Por todos os aspetos negativos, que suplantam os aspetos positivos, vou ter de lhe pedir, a si e aos colegas do vosso grupo, que voltem na próxima época de exames com o trabalho mais afinado, assente em cálculos demonstrativos, sem os conceitos de fé e de esperança no melhor desempenho da iniciativa privada e com a ponderação dos resultados da experiencia no estrangeiro e, especialmente, com trabalho feito de troca de informação com os grupos de trabalho dos outros alunos, mesmo de orientação ideológica diferente.

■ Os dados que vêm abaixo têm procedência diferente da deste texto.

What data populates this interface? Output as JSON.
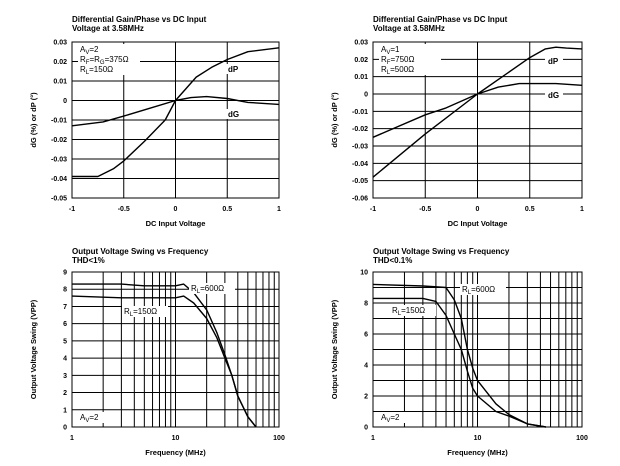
{
  "chart_data": [
    {
      "type": "line",
      "title": [
        "Differential Gain/Phase vs DC Input",
        "Voltage at 3.58MHz"
      ],
      "xlabel": "DC Input Voltage",
      "ylabel": "dG (%) or dP (°)",
      "xscale": "linear",
      "xlim": [
        -1,
        1
      ],
      "ylim": [
        -0.05,
        0.03
      ],
      "xticks": [
        -1,
        -0.5,
        0,
        0.5,
        1
      ],
      "xtick_labels": [
        "-1",
        "-0.5",
        "0",
        "0.5",
        "1"
      ],
      "yticks": [
        0.03,
        0.02,
        0.01,
        0,
        -0.01,
        -0.02,
        -0.03,
        -0.04,
        -0.05
      ],
      "ytick_labels": [
        "0.03",
        "0.02",
        "0.01",
        "0",
        "-0.01",
        "-0.02",
        "-0.03",
        "-0.04",
        "-0.05"
      ],
      "annotations": [
        [
          [
            "A",
            "V",
            "=2"
          ]
        ],
        [
          [
            "R",
            "F",
            "=R"
          ],
          [
            "",
            "G",
            "=375Ω"
          ]
        ],
        [
          [
            "R",
            "L",
            "=150Ω"
          ]
        ]
      ],
      "series": [
        {
          "name": "dP",
          "x": [
            -1,
            -0.75,
            -0.6,
            -0.5,
            -0.3,
            -0.1,
            0,
            0.2,
            0.35,
            0.5,
            0.7,
            1
          ],
          "y": [
            -0.039,
            -0.039,
            -0.035,
            -0.031,
            -0.021,
            -0.01,
            0,
            0.012,
            0.017,
            0.021,
            0.025,
            0.027
          ]
        },
        {
          "name": "dG",
          "x": [
            -1,
            -0.7,
            -0.5,
            -0.25,
            0,
            0.15,
            0.3,
            0.5,
            0.7,
            1
          ],
          "y": [
            -0.013,
            -0.011,
            -0.008,
            -0.004,
            0,
            0.0015,
            0.002,
            0.001,
            -0.001,
            -0.002
          ]
        }
      ]
    },
    {
      "type": "line",
      "title": [
        "Differential Gain/Phase vs DC Input",
        "Voltage at 3.58MHz"
      ],
      "xlabel": "DC Input Voltage",
      "ylabel": "dG (%) or dP (°)",
      "xscale": "linear",
      "xlim": [
        -1,
        1
      ],
      "ylim": [
        -0.06,
        0.03
      ],
      "xticks": [
        -1,
        -0.5,
        0,
        0.5,
        1
      ],
      "xtick_labels": [
        "-1",
        "-0.5",
        "0",
        "0.5",
        "1"
      ],
      "yticks": [
        0.03,
        0.02,
        0.01,
        0,
        -0.01,
        -0.02,
        -0.03,
        -0.04,
        -0.05,
        -0.06
      ],
      "ytick_labels": [
        "0.03",
        "0.02",
        "0.01",
        "0",
        "-0.01",
        "-0.02",
        "-0.03",
        "-0.04",
        "-0.05",
        "-0.06"
      ],
      "annotations": [
        [
          [
            "A",
            "V",
            "=1"
          ]
        ],
        [
          [
            "R",
            "F",
            "=750Ω"
          ]
        ],
        [
          [
            "R",
            "L",
            "=500Ω"
          ]
        ]
      ],
      "series": [
        {
          "name": "dP",
          "x": [
            -1,
            -0.5,
            0,
            0.5,
            0.65,
            0.75,
            0.85,
            1
          ],
          "y": [
            -0.048,
            -0.023,
            0,
            0.021,
            0.026,
            0.027,
            0.0265,
            0.026
          ]
        },
        {
          "name": "dG",
          "x": [
            -1,
            -0.5,
            -0.3,
            0,
            0.2,
            0.4,
            0.75,
            1
          ],
          "y": [
            -0.025,
            -0.012,
            -0.008,
            0,
            0.004,
            0.006,
            0.006,
            0.005
          ]
        }
      ]
    },
    {
      "type": "line",
      "title": [
        "Output Voltage Swing vs Frequency",
        "THD<1%"
      ],
      "xlabel": "Frequency (MHz)",
      "ylabel": "Output Voltage Swing (VPP)",
      "xscale": "log",
      "xlim": [
        1,
        100
      ],
      "ylim": [
        0,
        9
      ],
      "xtick_labels": [
        "1",
        "10",
        "100"
      ],
      "yticks": [
        9,
        8,
        7,
        6,
        5,
        4,
        3,
        2,
        1,
        0
      ],
      "ytick_labels": [
        "9",
        "8",
        "7",
        "6",
        "5",
        "4",
        "3",
        "2",
        "1",
        "0"
      ],
      "annotations": [
        [
          [
            "A",
            "V",
            "=2"
          ]
        ]
      ],
      "series": [
        {
          "name": "RL=600Ω",
          "label": [
            [
              "R",
              "L",
              "=600Ω"
            ]
          ],
          "x": [
            1,
            3,
            5,
            8,
            10,
            12,
            15,
            20,
            25,
            30,
            35,
            40,
            50,
            60
          ],
          "y": [
            8.3,
            8.3,
            8.2,
            8.2,
            8.2,
            8.3,
            7.8,
            6.8,
            5.5,
            4.2,
            3.0,
            1.8,
            0.6,
            0
          ]
        },
        {
          "name": "RL=150Ω",
          "label": [
            [
              "R",
              "L",
              "=150Ω"
            ]
          ],
          "x": [
            1,
            3,
            5,
            8,
            10,
            12,
            15,
            20,
            25,
            30,
            35,
            40,
            50,
            60
          ],
          "y": [
            7.6,
            7.5,
            7.5,
            7.5,
            7.5,
            7.6,
            7.2,
            6.3,
            5.2,
            4.0,
            3.0,
            1.8,
            0.6,
            0
          ]
        }
      ]
    },
    {
      "type": "line",
      "title": [
        "Output Voltage Swing vs Frequency",
        "THD<0.1%"
      ],
      "xlabel": "Frequency (MHz)",
      "ylabel": "Output Voltage Swing (VPP)",
      "xscale": "log",
      "xlim": [
        1,
        100
      ],
      "ylim": [
        0,
        10
      ],
      "xtick_labels": [
        "1",
        "10",
        "100"
      ],
      "yticks": [
        10,
        8,
        6,
        4,
        2,
        0
      ],
      "ytick_labels": [
        "10",
        "8",
        "6",
        "4",
        "2",
        "0"
      ],
      "annotations": [
        [
          [
            "A",
            "V",
            "=2"
          ]
        ]
      ],
      "series": [
        {
          "name": "RL=600Ω",
          "label": [
            [
              "R",
              "L",
              "=600Ω"
            ]
          ],
          "x": [
            1,
            3,
            5,
            6,
            7,
            8,
            9,
            10,
            15,
            20,
            30,
            45
          ],
          "y": [
            9.2,
            9.1,
            9.0,
            8.2,
            7.0,
            5.0,
            3.8,
            3.0,
            1.5,
            0.8,
            0.2,
            0
          ]
        },
        {
          "name": "RL=150Ω",
          "label": [
            [
              "R",
              "L",
              "=150Ω"
            ]
          ],
          "x": [
            1,
            3,
            4,
            5,
            6,
            7,
            8,
            9,
            10,
            15,
            20,
            30,
            45
          ],
          "y": [
            8.3,
            8.3,
            8.1,
            7.2,
            6.0,
            5.0,
            3.6,
            2.5,
            2.0,
            1.0,
            0.7,
            0.2,
            0
          ]
        }
      ]
    }
  ]
}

Os meus melhores cumprimentos



PS 1 - esclarecido hoje, com a divulgação do orçamento de estado, que a contribuição de serviço rodoviário sobe de 6,4 para  6,547 centimos por litro de gasolina e de 8,6 para 8,798 centimos por litro de gasóleo. Mantêm-se as restantes observações;
PS 2 - Dada a dificuldade confessada  pelo próprio PET em ver toda a divida das empresas publicas incluindo o serviço de juros e amortizações (no caso do metropolitano de Lisboa o PET regista apenas cerca de um terço) ganha forma o receio de que daqui por uns tempos possa ser utilizada a técnica de "afinal havia outro buraco" para sobrecarregar os habituais contribuintes. Esperemos que não aconteça tal recorrencia ou, para utilizar os termos do senhor ministro das finanças, esperemos que esta técnica "não se repita outra vez" (da primeira vez que uma coisa se repete, a coisa aconteceu pela segunda vez, e se o fenómeno ocorre outra vez , então a coisa aconteceu três vezes).